Login at Kodi Home

sansat · 2009-08-27, 19:54

In the site http://www.rajshri.com, under any section like tv shows, movies etc, when I move my mouse over page 1, 2 etc, I see a javascript - In the source also I see it as

Code:
<a id="ctlPagingTop_lnkBtn4" title="Page 208" href="javascript:__doPostBack('ctlPagingTop$lnkBtn4','')" style="cursor:pointer;cursor:hand;padding:3px;margin-right:0px;border:1px solid #CCCCCC;">208</a>

So is there any way in python to identify javascripts ?

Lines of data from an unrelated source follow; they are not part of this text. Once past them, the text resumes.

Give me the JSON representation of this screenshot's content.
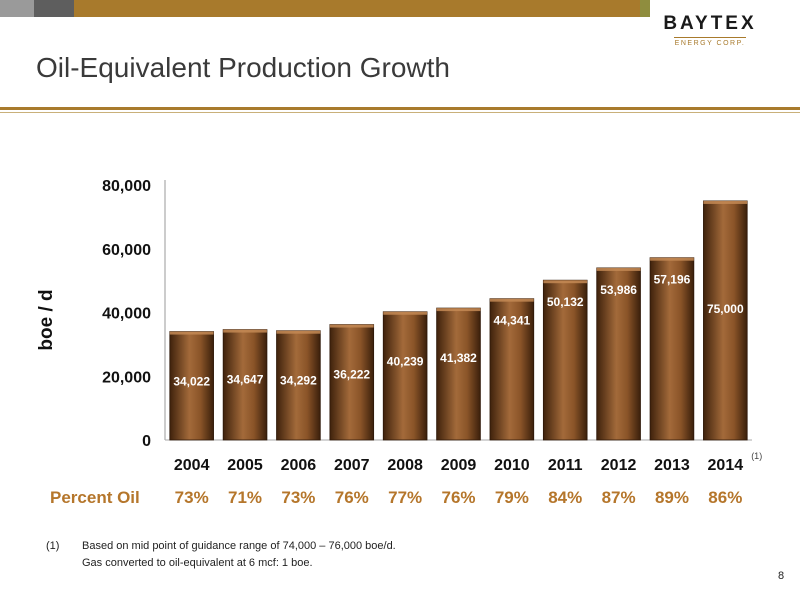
{
  "slide": {
    "title": "Oil-Equivalent Production Growth",
    "page_number": "8",
    "colors": {
      "bar": "#7a4a22",
      "bar_highlight": "#c48a55",
      "accent": "#a87a2c",
      "percent_text": "#b5762b"
    }
  },
  "logo": {
    "word": "BAYTEX",
    "subtitle": "ENERGY CORP."
  },
  "chart_data": {
    "type": "bar",
    "categories": [
      "2004",
      "2005",
      "2006",
      "2007",
      "2008",
      "2009",
      "2010",
      "2011",
      "2012",
      "2013",
      "2014"
    ],
    "values": [
      34022,
      34647,
      34292,
      36222,
      40239,
      41382,
      44341,
      50132,
      53986,
      57196,
      75000
    ],
    "data_labels": [
      "34,022",
      "34,647",
      "34,292",
      "36,222",
      "40,239",
      "41,382",
      "44,341",
      "50,132",
      "53,986",
      "57,196",
      "75,000"
    ],
    "ylabel": "boe / d",
    "ylim": [
      0,
      80000
    ],
    "yticks": [
      0,
      20000,
      40000,
      60000,
      80000
    ],
    "ytick_labels": [
      "0",
      "20,000",
      "40,000",
      "60,000",
      "80,000"
    ],
    "annotation": {
      "category": "2014",
      "text": "(1)"
    },
    "grid": false
  },
  "percent_oil": {
    "label": "Percent Oil",
    "values": [
      "73%",
      "71%",
      "73%",
      "76%",
      "77%",
      "76%",
      "79%",
      "84%",
      "87%",
      "89%",
      "86%"
    ]
  },
  "footnotes": [
    {
      "marker": "(1)",
      "text": "Based on mid point of guidance range of 74,000 – 76,000 boe/d."
    },
    {
      "marker": "",
      "text": "Gas converted to oil-equivalent at 6 mcf: 1 boe."
    }
  ]
}
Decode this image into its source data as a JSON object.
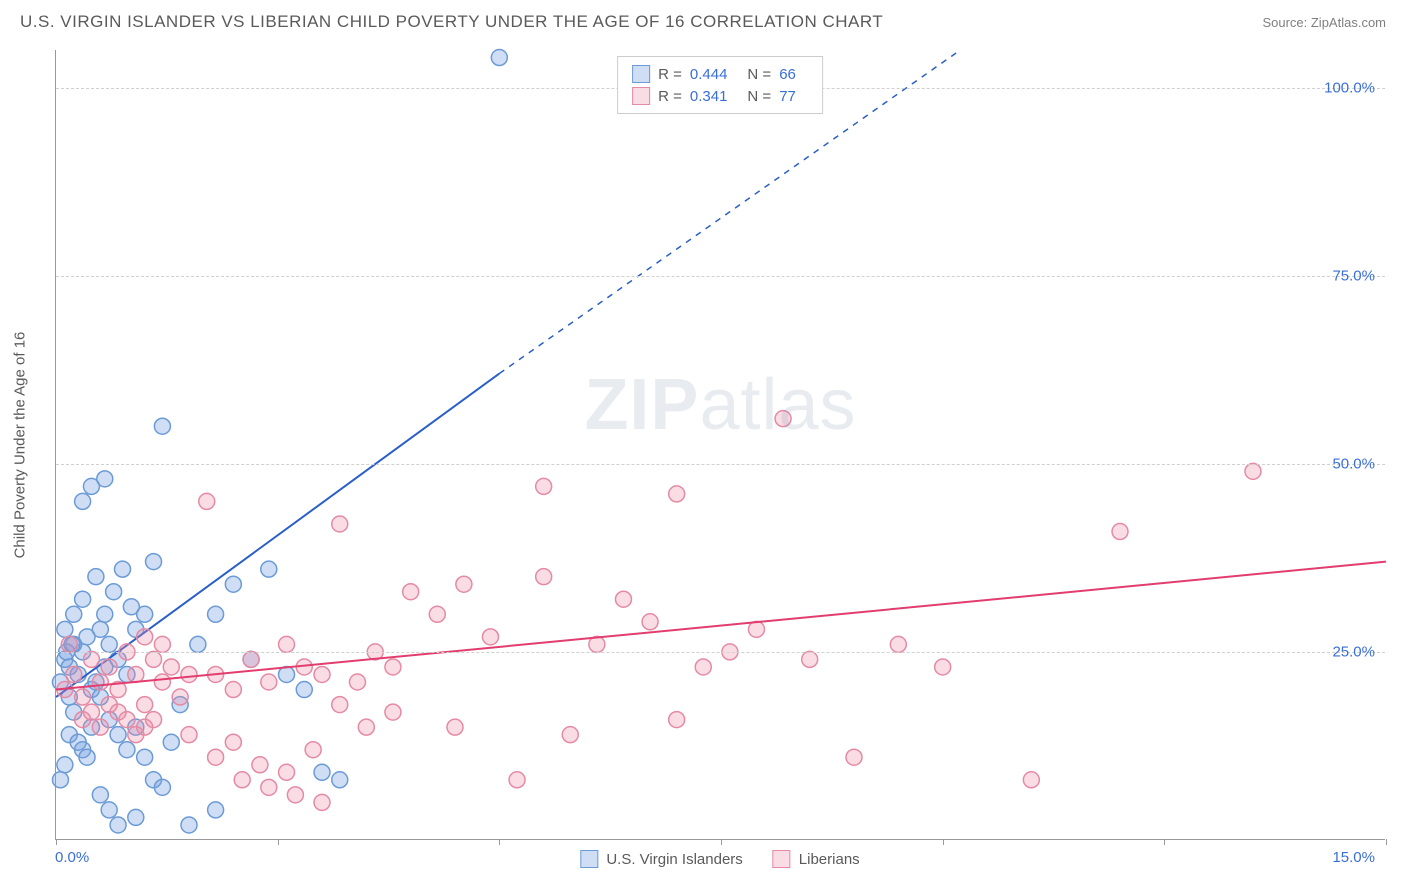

I googled for it by many links say there is no support for javascript in python, so just wanted your opinion if its worth the effort to make a plugin for http://www.rajshri.com

Please let me know

sansat · 2009-08-28, 01:07

Stacked,

I am trying to get only the id from filmicity so that i can add +1 to display each part in the for loop

please guide me in below code as I want only the id instead of videos.php?id=14093,

Code:
import urllib2,urllib,re

#Filmicity

url = 'http://www.filmicity.in/'

req = urllib2.Request(url)

req.add_header('User-Agent', 'Mozilla/5.0 (Windows; U; Windows NT 5.1; en-GB; rv:1.9.0.3) Gecko/2008092417 Firefox/3.0.3')

response = urllib2.urlopen(req)

link=response.read()

response.close()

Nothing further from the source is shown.